Она засмеялась вновь, но уже тихонько, сладко, и приняла задушевный тон.
— Хотите быть моим другом? — сказала она, — нет, не другом… а сыном?
— Потому что «друг» у вас уж есть? — с горечью произнес я.
— Ну да, Цыбуля… c’est convenu![342] A вы будете сыном… mon fils, mon enfant — n’est ce pas?[343]
Я молчал.
— Но почтительным, скромным сыном… pas de bêtises…[344]правда? И чтоб я никогда не видела никаких ссор… с Цыбулей?
— И с Травниковым? — бросил я ей в упор.
— И с Травниковым… ah! ah! par exemple![345] Да, и с Травниковым, потому что он присылает мне прелестные букеты и отлично устраивает в земстве дела барона по квартированию полка… Eh bien! pas de bêtises… c’est convenu?[346]
— Mais comprenez donc…[347]
— Pas de mais! Un bon gros baiser de mère, appliqué sur le front du cher enfant, et plus — rien![348] Слышите! — ничего!
С этими словами она встала, подошла ко мне, взяла меня обеими руками за голову и поцеловала в лоб. Все это сделалось так быстро, что я не успел очнуться, как она уже отпрянула от меня и позвонила.

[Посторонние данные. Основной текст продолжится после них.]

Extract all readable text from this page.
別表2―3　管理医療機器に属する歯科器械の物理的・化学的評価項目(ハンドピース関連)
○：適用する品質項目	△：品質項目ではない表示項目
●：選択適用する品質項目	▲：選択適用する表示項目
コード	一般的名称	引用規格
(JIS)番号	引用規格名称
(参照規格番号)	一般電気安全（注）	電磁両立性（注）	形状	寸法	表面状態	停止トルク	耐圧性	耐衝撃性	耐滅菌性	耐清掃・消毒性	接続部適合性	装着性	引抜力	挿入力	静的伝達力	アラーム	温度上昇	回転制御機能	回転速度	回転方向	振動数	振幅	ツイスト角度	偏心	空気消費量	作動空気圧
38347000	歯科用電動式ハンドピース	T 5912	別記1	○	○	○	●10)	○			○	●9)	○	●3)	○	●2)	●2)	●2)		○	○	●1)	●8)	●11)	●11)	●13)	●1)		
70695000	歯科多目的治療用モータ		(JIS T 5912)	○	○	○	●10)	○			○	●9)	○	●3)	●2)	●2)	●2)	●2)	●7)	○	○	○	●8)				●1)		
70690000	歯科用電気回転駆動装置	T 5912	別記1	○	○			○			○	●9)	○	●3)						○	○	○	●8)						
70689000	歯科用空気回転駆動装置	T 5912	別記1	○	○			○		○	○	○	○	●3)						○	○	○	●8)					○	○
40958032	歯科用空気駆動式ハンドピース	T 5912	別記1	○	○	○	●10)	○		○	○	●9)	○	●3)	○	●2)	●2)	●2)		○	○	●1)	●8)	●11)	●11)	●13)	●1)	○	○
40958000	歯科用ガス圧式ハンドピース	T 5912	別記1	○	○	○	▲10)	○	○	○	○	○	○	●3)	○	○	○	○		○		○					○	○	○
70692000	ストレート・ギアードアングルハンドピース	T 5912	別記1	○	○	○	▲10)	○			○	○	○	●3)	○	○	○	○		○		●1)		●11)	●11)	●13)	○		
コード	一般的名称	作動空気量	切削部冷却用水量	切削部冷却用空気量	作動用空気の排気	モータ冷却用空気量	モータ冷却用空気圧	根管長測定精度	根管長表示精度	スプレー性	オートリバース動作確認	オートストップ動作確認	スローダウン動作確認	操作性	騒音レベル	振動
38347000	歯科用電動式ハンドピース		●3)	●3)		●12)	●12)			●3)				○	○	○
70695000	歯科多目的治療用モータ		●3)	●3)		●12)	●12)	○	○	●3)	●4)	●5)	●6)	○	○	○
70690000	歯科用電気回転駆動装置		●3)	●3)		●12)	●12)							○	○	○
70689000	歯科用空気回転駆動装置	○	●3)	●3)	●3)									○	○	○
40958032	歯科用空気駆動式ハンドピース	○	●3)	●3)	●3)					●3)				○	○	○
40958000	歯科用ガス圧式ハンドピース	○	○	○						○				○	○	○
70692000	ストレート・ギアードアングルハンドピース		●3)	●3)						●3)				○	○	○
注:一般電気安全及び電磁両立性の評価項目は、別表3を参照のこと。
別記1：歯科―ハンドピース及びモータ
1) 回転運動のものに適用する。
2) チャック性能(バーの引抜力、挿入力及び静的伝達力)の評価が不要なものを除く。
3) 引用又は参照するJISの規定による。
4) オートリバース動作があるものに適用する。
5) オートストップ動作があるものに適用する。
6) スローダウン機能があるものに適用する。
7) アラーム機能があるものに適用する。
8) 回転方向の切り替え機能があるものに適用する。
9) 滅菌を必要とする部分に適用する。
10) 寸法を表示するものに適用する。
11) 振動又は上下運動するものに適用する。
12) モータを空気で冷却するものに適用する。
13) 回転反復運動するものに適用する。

Я был вне себя; я готов был или разбить себе голову, или броситься на нее (tu sais, comme je suis impétueux![349]), но в это время вошел лакей и принес лампу.
Затем кой-кто подъехал, и, разумеется, в числе первых явился Цыбуля. Он сиял таким отвратительным здоровьем, он был так омерзительно доволен собою, усы у него были так подло нафабрены, голова так холопски напомажена, он с такою денщицкою самоуверенностью чмокнул руку баронессы и потом оглядел осовелыми глазами присутствующих (после именинного обеда ему, очевидно, попало в голову), что я с трудом мог воздержаться…
И эта женщина хочет втереть мне очки насчет каких-то платонических отношений… с Цыбулей! С этим человеком, который пройдет сквозь строй через тысячу человек — и не поморщится! Ну, нет-с, Полина Александровна, — это вы напрасно-с! Мы тоже в этих делах кое-что смыслим-с!
Весь остаток вечера я провел в самом поганом настроении духа, но вел себя совершенно прилично. Холодно и сдержанно. Она заметила это и улучила минуту, чтоб подозвать меня к себе.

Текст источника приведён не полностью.